This study revealed that in the early stages of cancer, p53 mutants' handle & # 39; normal p53 protein and blocks it from carrying out its protective role. As a result, p53 can no longer activate natural defenses against cancer – such as the body's DNA repair process – increasing the risk of developing cancer.

The study was led by Dr. Brandon Aubrey, Professor Andreas Strasser and Dr. Gemma Kelly along with bioinformatics, Professor Gordon Smyth and Dr. Yunshun Chen.

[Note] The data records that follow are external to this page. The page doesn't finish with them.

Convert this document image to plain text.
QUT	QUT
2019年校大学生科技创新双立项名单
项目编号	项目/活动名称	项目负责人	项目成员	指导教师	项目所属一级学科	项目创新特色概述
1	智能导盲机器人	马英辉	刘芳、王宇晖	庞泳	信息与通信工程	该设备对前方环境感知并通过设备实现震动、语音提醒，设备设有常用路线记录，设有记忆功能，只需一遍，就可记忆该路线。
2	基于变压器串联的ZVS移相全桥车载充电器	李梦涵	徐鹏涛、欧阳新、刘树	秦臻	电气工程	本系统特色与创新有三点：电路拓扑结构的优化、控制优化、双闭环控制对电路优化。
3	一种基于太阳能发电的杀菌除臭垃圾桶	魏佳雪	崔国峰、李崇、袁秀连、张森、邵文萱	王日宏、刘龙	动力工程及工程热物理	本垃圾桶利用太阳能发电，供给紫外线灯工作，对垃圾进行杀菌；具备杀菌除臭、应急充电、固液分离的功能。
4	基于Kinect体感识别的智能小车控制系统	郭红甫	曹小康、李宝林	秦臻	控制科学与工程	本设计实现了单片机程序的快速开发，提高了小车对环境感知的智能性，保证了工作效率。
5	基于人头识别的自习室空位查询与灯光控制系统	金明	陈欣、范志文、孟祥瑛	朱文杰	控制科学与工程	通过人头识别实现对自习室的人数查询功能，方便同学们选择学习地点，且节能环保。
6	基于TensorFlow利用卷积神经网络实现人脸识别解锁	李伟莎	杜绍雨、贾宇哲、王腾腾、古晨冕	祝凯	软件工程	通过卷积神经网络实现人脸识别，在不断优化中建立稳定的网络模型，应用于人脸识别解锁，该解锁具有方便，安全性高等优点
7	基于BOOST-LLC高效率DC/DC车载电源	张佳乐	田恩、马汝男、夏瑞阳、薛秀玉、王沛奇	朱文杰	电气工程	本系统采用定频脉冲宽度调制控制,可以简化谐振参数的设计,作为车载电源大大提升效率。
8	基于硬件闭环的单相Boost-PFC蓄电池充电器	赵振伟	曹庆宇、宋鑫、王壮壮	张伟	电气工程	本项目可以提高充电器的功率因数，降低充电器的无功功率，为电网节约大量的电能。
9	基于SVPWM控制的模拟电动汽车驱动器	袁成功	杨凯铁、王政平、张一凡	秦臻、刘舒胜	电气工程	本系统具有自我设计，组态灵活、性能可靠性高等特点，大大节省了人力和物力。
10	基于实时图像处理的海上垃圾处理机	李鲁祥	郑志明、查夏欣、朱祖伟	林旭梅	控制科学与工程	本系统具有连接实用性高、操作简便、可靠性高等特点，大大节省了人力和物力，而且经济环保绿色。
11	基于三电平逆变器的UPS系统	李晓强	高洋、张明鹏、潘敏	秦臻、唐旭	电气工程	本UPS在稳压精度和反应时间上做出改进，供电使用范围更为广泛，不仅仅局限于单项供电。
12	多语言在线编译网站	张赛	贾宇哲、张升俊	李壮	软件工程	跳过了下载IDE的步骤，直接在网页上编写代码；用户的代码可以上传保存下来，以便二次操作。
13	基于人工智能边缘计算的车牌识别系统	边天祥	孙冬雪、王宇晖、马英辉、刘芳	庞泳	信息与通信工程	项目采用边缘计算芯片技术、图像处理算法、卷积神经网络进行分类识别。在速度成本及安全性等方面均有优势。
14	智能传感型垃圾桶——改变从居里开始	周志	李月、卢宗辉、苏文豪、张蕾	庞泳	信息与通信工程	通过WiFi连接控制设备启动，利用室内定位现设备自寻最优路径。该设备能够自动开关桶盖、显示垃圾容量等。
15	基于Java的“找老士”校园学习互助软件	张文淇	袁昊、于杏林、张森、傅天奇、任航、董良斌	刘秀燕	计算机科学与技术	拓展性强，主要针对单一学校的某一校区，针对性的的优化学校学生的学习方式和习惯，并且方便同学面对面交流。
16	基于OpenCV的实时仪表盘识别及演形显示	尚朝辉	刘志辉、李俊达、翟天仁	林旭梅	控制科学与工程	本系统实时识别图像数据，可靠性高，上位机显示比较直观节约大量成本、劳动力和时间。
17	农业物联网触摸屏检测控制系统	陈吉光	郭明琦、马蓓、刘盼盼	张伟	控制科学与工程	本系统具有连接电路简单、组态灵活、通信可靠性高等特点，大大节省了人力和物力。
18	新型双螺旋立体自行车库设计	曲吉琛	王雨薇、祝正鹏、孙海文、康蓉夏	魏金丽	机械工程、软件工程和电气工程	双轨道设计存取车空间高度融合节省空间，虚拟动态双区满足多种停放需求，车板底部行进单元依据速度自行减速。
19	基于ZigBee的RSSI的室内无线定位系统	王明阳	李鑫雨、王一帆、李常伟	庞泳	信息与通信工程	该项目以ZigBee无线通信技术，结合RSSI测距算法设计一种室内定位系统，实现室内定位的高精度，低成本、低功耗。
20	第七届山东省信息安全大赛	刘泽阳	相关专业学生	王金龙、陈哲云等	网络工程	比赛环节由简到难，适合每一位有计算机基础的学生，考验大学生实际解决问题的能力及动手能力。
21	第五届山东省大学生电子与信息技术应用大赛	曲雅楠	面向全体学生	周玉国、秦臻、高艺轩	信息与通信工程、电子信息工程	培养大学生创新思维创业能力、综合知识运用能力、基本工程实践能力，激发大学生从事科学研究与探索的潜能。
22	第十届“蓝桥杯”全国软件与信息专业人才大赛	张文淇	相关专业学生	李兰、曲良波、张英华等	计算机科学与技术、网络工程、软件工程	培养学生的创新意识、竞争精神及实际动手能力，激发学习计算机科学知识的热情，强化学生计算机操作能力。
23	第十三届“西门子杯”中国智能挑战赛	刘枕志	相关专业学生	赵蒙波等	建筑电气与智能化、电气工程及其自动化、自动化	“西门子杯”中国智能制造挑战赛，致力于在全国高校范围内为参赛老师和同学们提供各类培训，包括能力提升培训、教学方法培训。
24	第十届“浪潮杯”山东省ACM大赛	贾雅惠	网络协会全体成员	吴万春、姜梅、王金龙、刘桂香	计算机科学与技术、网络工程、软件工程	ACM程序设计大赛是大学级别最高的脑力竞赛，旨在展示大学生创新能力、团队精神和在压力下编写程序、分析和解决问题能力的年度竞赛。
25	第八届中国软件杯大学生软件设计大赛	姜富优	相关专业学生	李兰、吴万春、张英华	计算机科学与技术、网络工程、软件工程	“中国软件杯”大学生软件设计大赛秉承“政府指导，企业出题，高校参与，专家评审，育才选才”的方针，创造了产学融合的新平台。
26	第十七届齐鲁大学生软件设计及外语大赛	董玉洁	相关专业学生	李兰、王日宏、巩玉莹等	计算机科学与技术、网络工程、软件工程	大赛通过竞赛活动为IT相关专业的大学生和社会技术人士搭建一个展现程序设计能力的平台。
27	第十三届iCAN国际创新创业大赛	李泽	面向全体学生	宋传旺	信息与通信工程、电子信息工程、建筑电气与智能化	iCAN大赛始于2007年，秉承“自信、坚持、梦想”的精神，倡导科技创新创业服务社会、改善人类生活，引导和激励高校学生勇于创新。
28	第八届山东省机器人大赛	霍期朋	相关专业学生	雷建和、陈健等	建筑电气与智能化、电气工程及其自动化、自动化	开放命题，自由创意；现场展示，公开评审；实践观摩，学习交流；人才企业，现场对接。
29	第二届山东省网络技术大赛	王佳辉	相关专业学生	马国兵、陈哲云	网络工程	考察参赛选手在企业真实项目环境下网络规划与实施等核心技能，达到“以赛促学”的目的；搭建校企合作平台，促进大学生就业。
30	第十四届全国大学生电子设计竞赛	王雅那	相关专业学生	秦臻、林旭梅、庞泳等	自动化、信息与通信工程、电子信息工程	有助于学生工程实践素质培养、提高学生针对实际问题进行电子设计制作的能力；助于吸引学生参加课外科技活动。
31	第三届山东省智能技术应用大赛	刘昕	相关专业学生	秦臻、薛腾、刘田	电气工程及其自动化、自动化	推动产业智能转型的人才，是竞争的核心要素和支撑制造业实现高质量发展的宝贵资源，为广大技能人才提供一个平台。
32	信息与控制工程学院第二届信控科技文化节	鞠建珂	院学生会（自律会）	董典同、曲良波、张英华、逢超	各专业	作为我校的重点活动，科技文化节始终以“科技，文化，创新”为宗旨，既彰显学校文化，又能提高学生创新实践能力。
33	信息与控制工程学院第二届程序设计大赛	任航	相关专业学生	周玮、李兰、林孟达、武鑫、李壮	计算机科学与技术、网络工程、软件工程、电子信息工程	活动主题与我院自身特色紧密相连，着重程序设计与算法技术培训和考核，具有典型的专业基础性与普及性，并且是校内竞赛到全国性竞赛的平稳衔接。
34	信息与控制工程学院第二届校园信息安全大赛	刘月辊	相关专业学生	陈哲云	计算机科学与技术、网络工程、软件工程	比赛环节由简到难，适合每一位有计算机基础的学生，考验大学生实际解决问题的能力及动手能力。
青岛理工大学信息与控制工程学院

This finding is published in this month's edition Genes and Development.

At a glance

Researchers have discovered how mutations in p53 – found in half of all human cancers – encourage the development of cancer.

Mutant p53 protein handle & # 39; normal protein and prevent it from carrying out its protective role, while allowing it to activate genes that encourage tumor growth.

The team is now examining whether mutant p53 protein acts the same way in existing tumors, with important implications for cancer therapy.

Handle DNA guardians

p53 is known as the 'guardian of the genome & # 39; because of its role in protecting cells from cancer.

"P53 plays an important role in many pathways that prevent cancer, such as repairing DNA or killing cells if they have irreparable DNA damage," Dr. Kelly said.

"Genetic abnormalities in p53 are found in half of all human cancers, but how this change disrupts the function of p53 has long been a mystery."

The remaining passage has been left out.